The potential of AI to predict mortality based on heart measurements highlights its potential to revolutionise cardiac care and improve patient prognosis
Hosamadin Assadi
While other studies have investigated the use of AI in interpreting MRI scans, this latest AI model was trained using data from multiple hospitals and different types of scanners, as well as conducting the testing on a diverse group of patients from a different hospital. In addition, this AI model provides a complete analysis of the entire heart using a view that shows all four chambers, while most earlier studies focused on a view that only looks at the heart’s two main chambers.
PhD student Dr Hosamadin Assadi, of UEA’s Norwich Medical School, said: “Automating the process of assessing heart function and structure will save time and resources and ensure consistent results for doctors. This innovation could lead to more efficient diagnoses, better treatment decisions, and ultimately, improved outcomes for patients with heart conditions. Moreover, the potential of AI to predict mortality based on heart measurements highlights its potential to revolutionise cardiac care and improve patient prognosis.”
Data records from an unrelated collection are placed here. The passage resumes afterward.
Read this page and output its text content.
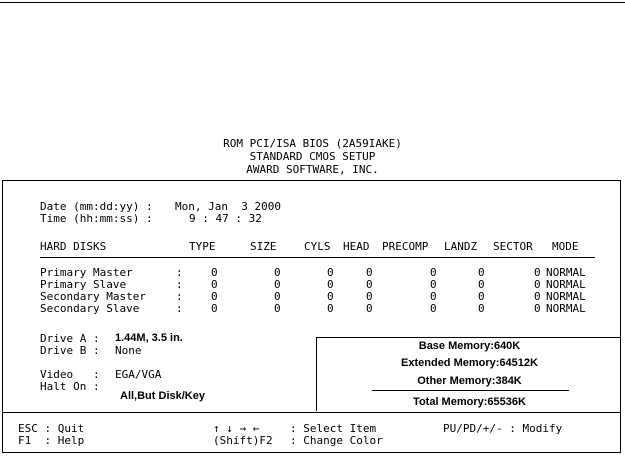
ROM PCI/ISA BIOS (2A59IAKE)
STANDARD CMOS SETUP
AWARD SOFTWARE, INC.
Date (mm:dd:yy) : Mon, Jan  3 2000
Time (hh:mm:ss) :	9 : 47 : 32
HARD DISKS	TYPE	SIZE	CYLS HEAD PRECOMP LANDZ SECTOR MODE
Primary Master	:	0	0	0	0	0	0	0 NORMAL
Primary Slave	:	0	0	0	0	0	0	0 NORMAL
Secondary Master	:	0	0	0	0	0	0	0 NORMAL
Secondary Slave	:	0	0	0	0	0	0	0 NORMAL
Drive A : 1.44M, 3.5 in.
Drive B : None
Video   : EGA/VGA
Halt On :
All,But Disk/Key
Base Memory:640K
Extended Memory:64512K
Other Memory:384K
Total Memory:65536K
ESC : Quit
F1  : Help
↑ ↓ → ←	: Select Item
(Shift)F2 : Change Color
PU/PD/+/- : Modify
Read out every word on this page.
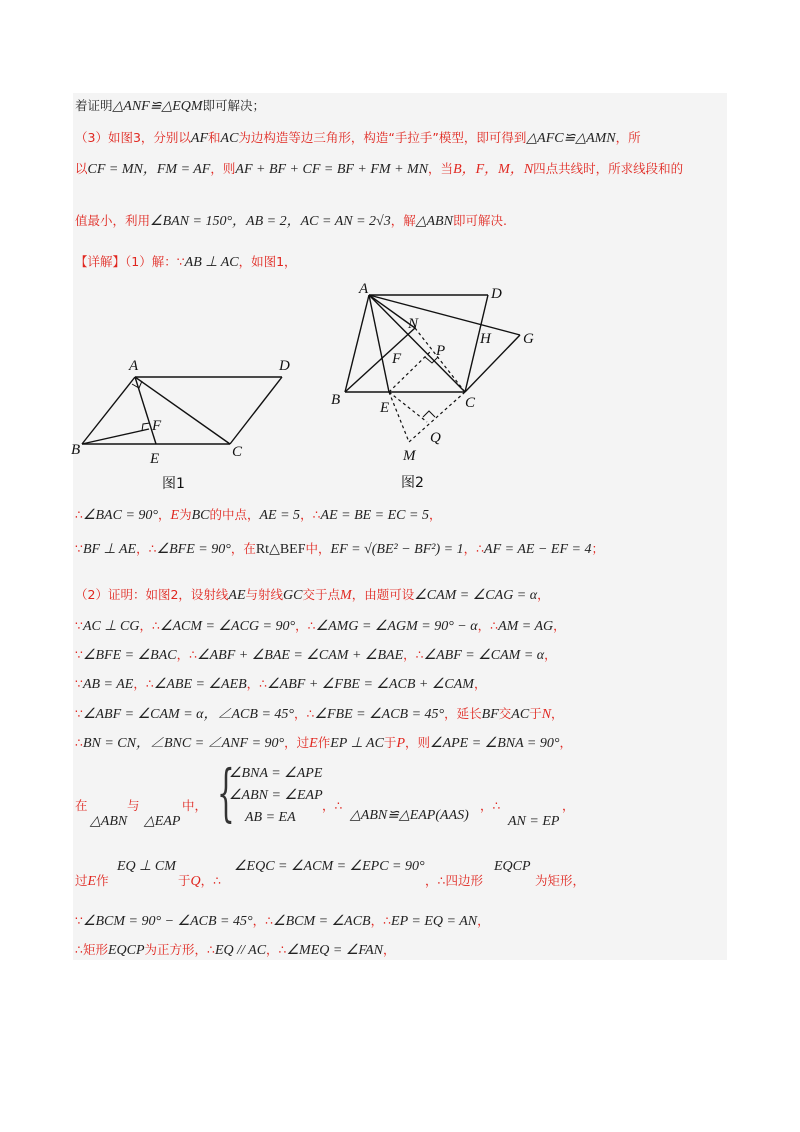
着证明△ANF≌△EQM即可解决；
（3）如图3，分别以AF和AC为边构造等边三角形，构造“手拉手”模型，即可得到△AFC≌△AMN，所
以CF = MN，FM = AF，则AF + BF + CF = BF + FM + MN，当B，F，M，N四点共线时，所求线段和的
值最小，利用∠BAN = 150°，AB = 2，AC = AN = 2√3，解△ABN即可解决.
【详解】（1）解：∵AB ⊥ AC，如图1，
A	D
B	C
E
F
图1
A	D
G
H
N
P
F
B	E	C
Q
M
图2
∴∠BAC = 90°，E为BC的中点，AE = 5，∴AE = BE = EC = 5，
∵BF ⊥ AE，∴∠BFE = 90°，在Rt△BEF中，EF = √(BE² − BF²) = 1，∴AF = AE − EF = 4；
（2）证明：如图2，设射线AE与射线GC交于点M，由题可设∠CAM = ∠CAG = α，
∵AC ⊥ CG，∴∠ACM = ∠ACG = 90°，∴∠AMG = ∠AGM = 90° − α，∴AM = AG，
∵∠BFE = ∠BAC，∴∠ABF + ∠BAE = ∠CAM + ∠BAE，∴∠ABF = ∠CAM = α，
∵AB = AE，∴∠ABE = ∠AEB，∴∠ABF + ∠FBE = ∠ACB + ∠CAM，
∵∠ABF = ∠CAM = α，∠ACB = 45°，∴∠FBE = ∠ACB = 45°，延长BF交AC于N，
∴BN = CN，∠BNC = ∠ANF = 90°，过E作EP ⊥ AC于P，则∠APE = ∠BNA = 90°，
在
△ABN
与
△EAP
中， {
∠BNA = ∠APE
∠ABN = ∠EAP
AB = EA
，∴
△ABN≌△EAP(AAS)
，∴
AN = EP
，
过E作
EQ ⊥ CM
于Q，∴
∠EQC = ∠ACM = ∠EPC = 90°
，∴四边形
EQCP
为矩形，
∵∠BCM = 90° − ∠ACB = 45°，∴∠BCM = ∠ACB，∴EP = EQ = AN，
∴矩形EQCP为正方形，∴EQ // AC，∴∠MEQ = ∠FAN，
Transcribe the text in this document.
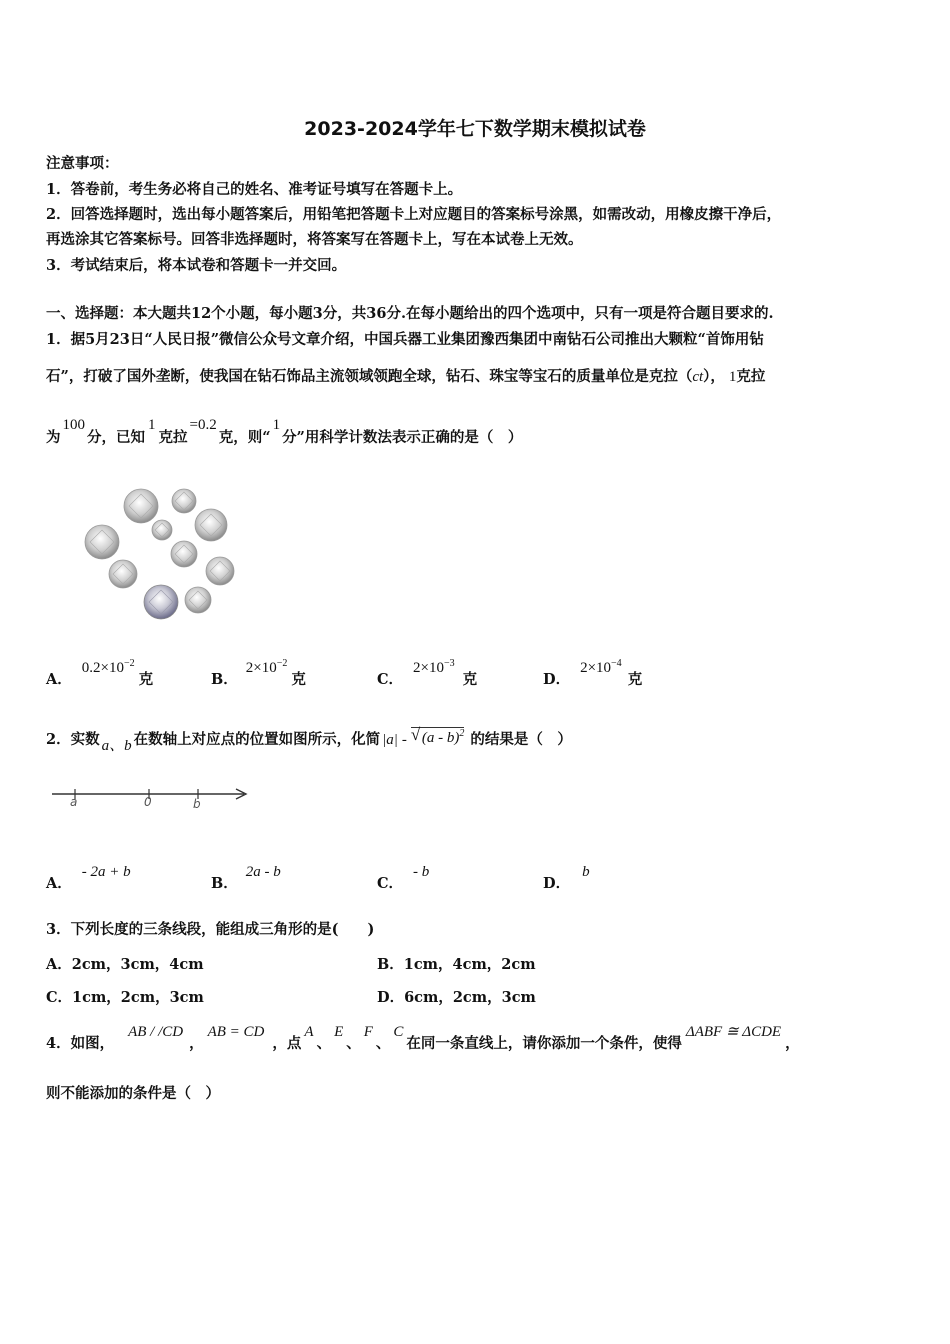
2023-2024学年七下数学期末模拟试卷
注意事项：
1．答卷前，考生务必将自己的姓名、准考证号填写在答题卡上。
2．回答选择题时，选出每小题答案后，用铅笔把答题卡上对应题目的答案标号涂黑，如需改动，用橡皮擦干净后，
再选涂其它答案标号。回答非选择题时，将答案写在答题卡上，写在本试卷上无效。
3．考试结束后，将本试卷和答题卡一并交回。
一、选择题：本大题共12个小题，每小题3分，共36分.在每小题给出的四个选项中，只有一项是符合题目要求的.
1．据5月23日“人民日报”微信公众号文章介绍，中国兵器工业集团豫西集团中南钻石公司推出大颗粒“首饰用钻
石”，打破了国外垄断，使我国在钻石饰品主流领域领跑全球，钻石、珠宝等宝石的质量单位是克拉（ct）， 1克拉
为100分，已知1克拉=0.2克，则“1分”用科学计数法表示正确的是（　）
A．$0.2\times 10^{-2}$克	B．$2\times 10^{-2}$克	C．$2\times 10^{-3}$克	D．$2\times 10^{-4}$克
2．实数 a、b 在数轴上对应点的位置如图所示，化简 |a| - √ (a - b)$^2$ 的结果是（　）
a	0	b
A．- 2a + b
B．2a - b
C．- b
D．b
3．下列长度的三条线段，能组成三角形的是(　　)
A．2cm，3cm，4cm
C．1cm，2cm，3cm
B．1cm，4cm，2cm
D．6cm，2cm，3cm
4．如图，AB / /CD，AB = CD，点A、E、F、C在同一条直线上，请你添加一个条件，使得ΔABF ≅ ΔCDE，
则不能添加的条件是（　）
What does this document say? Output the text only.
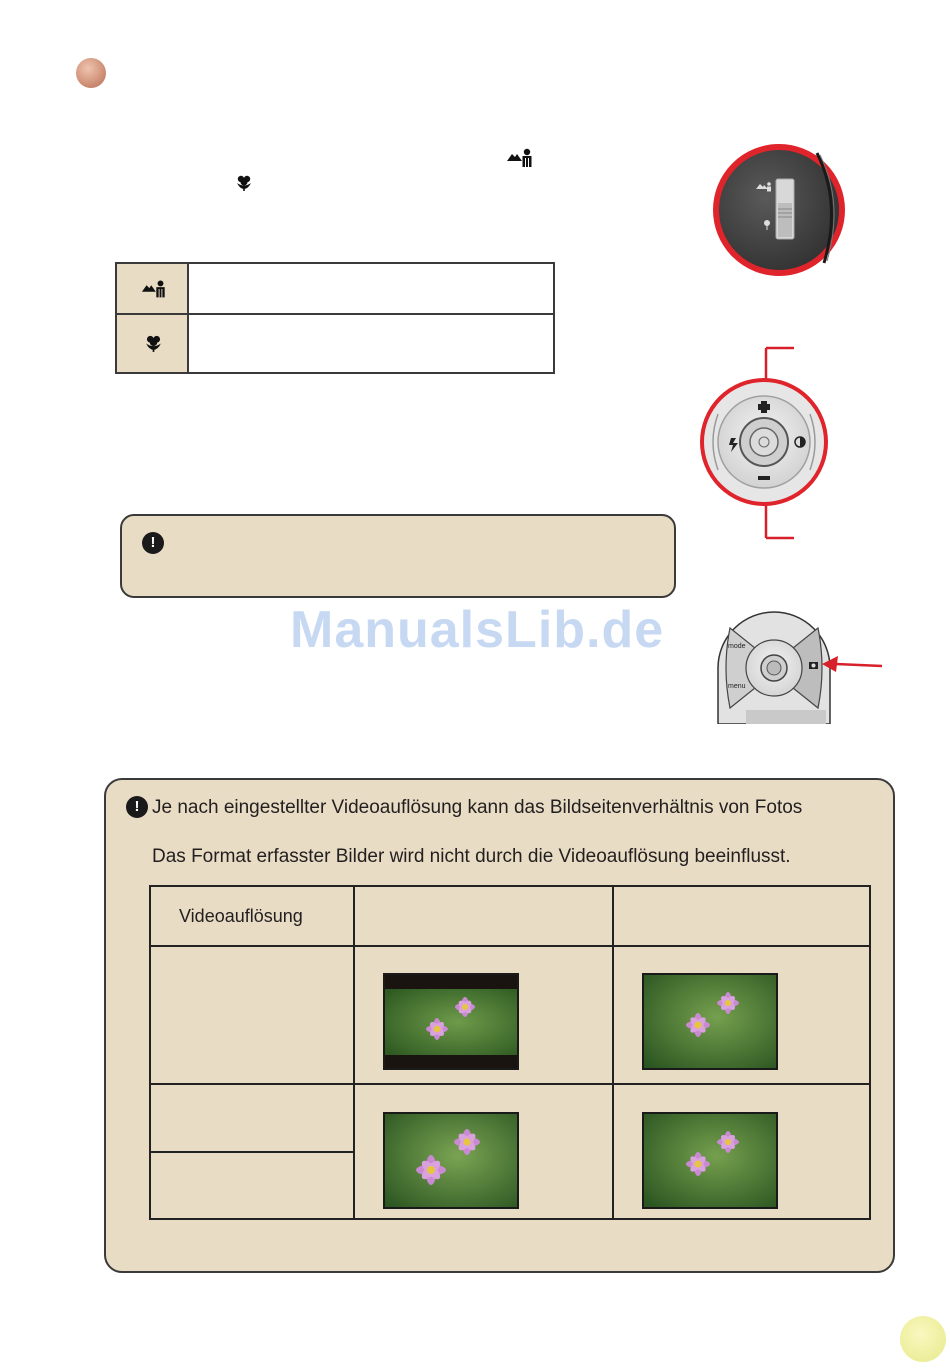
!
ManualsLib.de	mode
menu
! Je nach eingestellter Videoauflösung kann das Bildseitenverhältnis von Fotos
Das Format erfasster Bilder wird nicht durch die Videoauflösung beeinflusst.
Videoauflösung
The researchers say future studies should test the model using larger groups of patients from different hospitals, with various types of MRI scanners, and including other common diseases seen in medical practice to see if it works well in a broader range of real-world situations. Other recent research from the teams at UEA, Leeds and Sheffield has refined the method of using heart MRI scans for female patients, particularly for those with early or borderline heart disease, which meant that 16.5% more females were able to be diagnosed.
The research was a collaboration between the University of East Anglia, the University of Leeds, the University of Sheffield, Leiden University Medical Centre, the Norfolk and Norwich University Hospitals NHS Foundation Trust, Sheffield Teaching Hospitals NHS Foundation Trust and Leeds Teaching Hospitals NHS Trust. The study was supported by funding for Dr Pankaj Garg from the Wellcome Trust Clinical Research Career Development Fellowship.